He lifts a hand, grazes my cheekbone with his fingertips, my lower lip with his thumb, then cups my jaw. Slowly, so very slowly, he leans in, brushing his lips over mine with a featherlight touch. Once, twice, three times. He pulls back and looks at me once more, and I see the wall he's been holding up in an attempt to protect me shatter before my eyes.

I wrap my arms around his neck and pull him back to me, kissing him forcefully because I need this as much as he does. One of my hands knots into the hair at his nape, tilting his head so my tongue can pass his lips unhindered. He groans and presses me roughly against the bench. I know it should hurt a little but nothing transcends the bubble I've become so addicted to, particularly when he effortlessly lifts me onto the counter. My legs wrap around his waist and his lips trail my throat, his hips shifting against mine in the most delicious way.

Then, there's movement. He starts walking, with me entirely wrapped around him, and drops me down on the daybed we'd been sleeping on at night. He removes his shirt and crawls up the bed, covering my body entirely with his and making my eyelids flutter a little. There's just enough light for me to see the new muscle in his arms flex as he pulls his body towards me and I wrap my fingers around them greedily, holding him to me as our mouths meet again.

He covers me completely.

Everywhere at once.

So much.

Too much.

"Stop!" I cry, turning my head away from his mouth in a desperate attempt to suck in some oxygen. He's on top of me, and my lungs can't seem to inflate themselves.

"Bella?" he questions, but I can't look at his face right now. I need space.

"Get off me!"

A second later, the weight of his body is gone, but air still isn't getting in.

"Bella, what's wrong? Please, just tell me what's wrong!"

His voice is frantic.

"I can't breathe!" I almost scream, clutching at my chest.

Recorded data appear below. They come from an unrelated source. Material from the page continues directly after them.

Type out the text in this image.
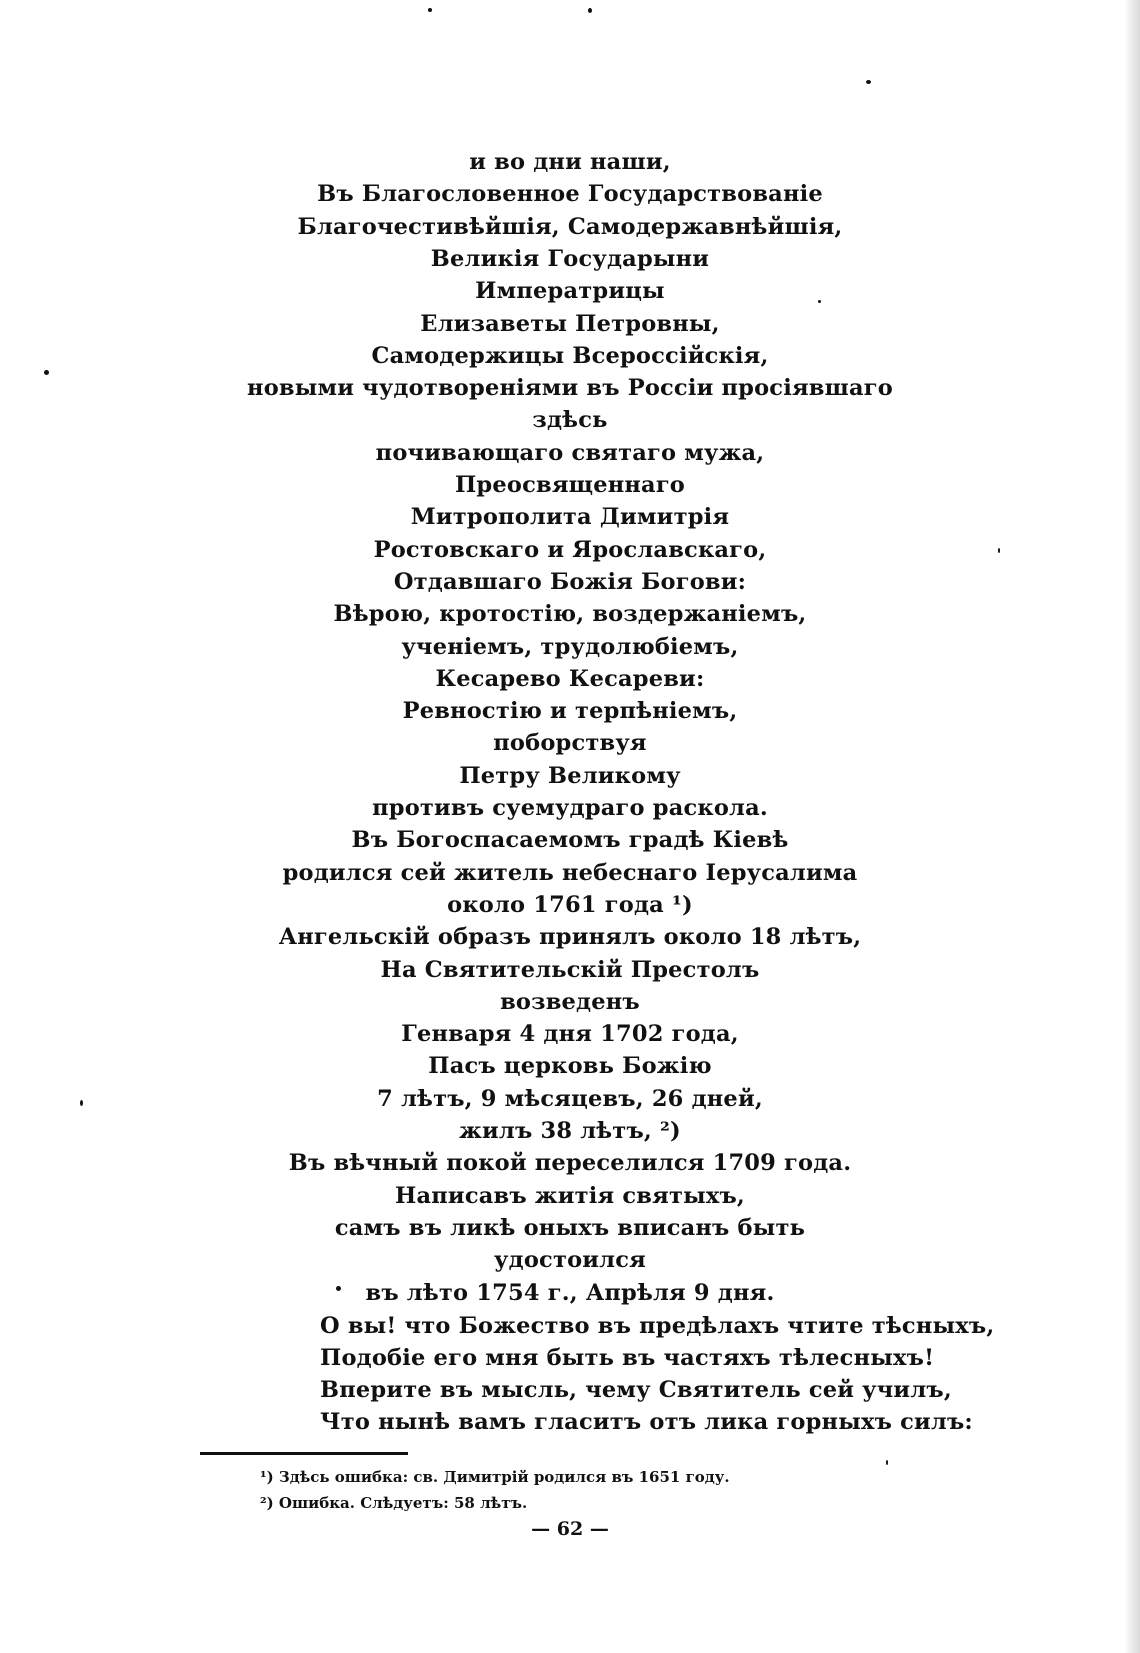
и во дни наши,
Въ Благословенное Государствованіе
Благочестивѣйшія, Самодержавнѣйшія,
Великія Государыни
Императрицы
Елизаветы Петровны,
Самодержицы Всероссійскія,
новыми чудотвореніями въ Россіи просіявшаго
здѣсь
почивающаго святаго мужа,
Преосвященнаго
Митрополита Димитрія
Ростовскаго и Ярославскаго,
Отдавшаго Божія Богови:
Вѣрою, кротостію, воздержаніемъ,
ученіемъ, трудолюбіемъ,
Кесарево Кесареви:
Ревностію и терпѣніемъ,
поборствуя
Петру Великому
противъ суемудраго раскола.
Въ Богоспасаемомъ градѣ Кіевѣ
родился сей житель небеснаго Іерусалима
около 1761 года ¹)
Ангельскій образъ принялъ около 18 лѣтъ,
На Святительскій Престолъ
возведенъ
Генваря 4 дня 1702 года,
Пасъ церковь Божію
7 лѣтъ, 9 мѣсяцевъ, 26 дней,
жилъ 38 лѣтъ, ²)
Въ вѣчный покой переселился 1709 года.
Написавъ житія святыхъ,
самъ въ ликѣ оныхъ вписанъ быть
удостоился
въ лѣто 1754 г., Апрѣля 9 дня.
О вы! что Божество въ предѣлахъ чтите тѣсныхъ,
Подобіе его мня быть въ частяхъ тѣлесныхъ!
Вперите въ мысль, чему Святитель сей училъ,
Что нынѣ вамъ гласитъ отъ лика горныхъ силъ:
¹) Здѣсь ошибка: св. Димитрій родился въ 1651 году.
²) Ошибка. Слѣдуетъ: 58 лѣтъ.
— 62 —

"Bella, you have to calm down. Baby please, you need to just calm down." His voice is pleading and low and right in my ear but I won't open my eyes to look at him. His fingertips wrap gently around my wrist and I start to calm myself.

Breathe in, breathe out.

In then out.

In.

Out.

Finally, finally, my lungs are able to pull in and push out the blessed air again. Eventually I open my eyes and sit up on my elbows, adrenalin coursing strong. I can hear my heart beating in my ears, taunting me with evidence of my failure.

Edward is sitting beside me, his long fingers wrapped around my wrist and his face a combination of guilt, terror and confusion.

"What the fuck just happened?" he murmured, looking me up and down as if there's some visible explanation.

"I... I should have known. I got carried away, took it too quickly. I knew better than this."

I'm rambling, so angry at myself that I can't stop the words from spewing forth.

"But last time... last time was ok," he notes, rubbing salt in the wounds.

"Yeah, because last time we took our time, I did what Garrett suggested and it was fine! But this time we rushed it and it was all too much again and I -"

"Hold the fuck up," he says lowly, his voice too even to be good. "Who the fuck is Garrett and why were you talking to him about our sex life?"

"... His name is Garrett Reynolds."

Recognition lights his face, then anger sours it almost instantaneously.

"So you're telling me you spoke to Dr Douchebag," he sneers the name, "about our fucking private interactions? When the fuck did this come up in conversation?"

I pause for what feels like an eternity, in the vain hope that I can somehow talk my way out of this situation. His hurt, angry eyes stay locked on my face, waiting for an explanation.

"... During one of my sessions."

I wait for the deluge, for his characteristic rage to come flying out at me. I want it, because I deserve it. What he gives me is so much worse than anger.

He stands and walks inside without a single word, leaving me on the daybed panting, terrified, and completely alone.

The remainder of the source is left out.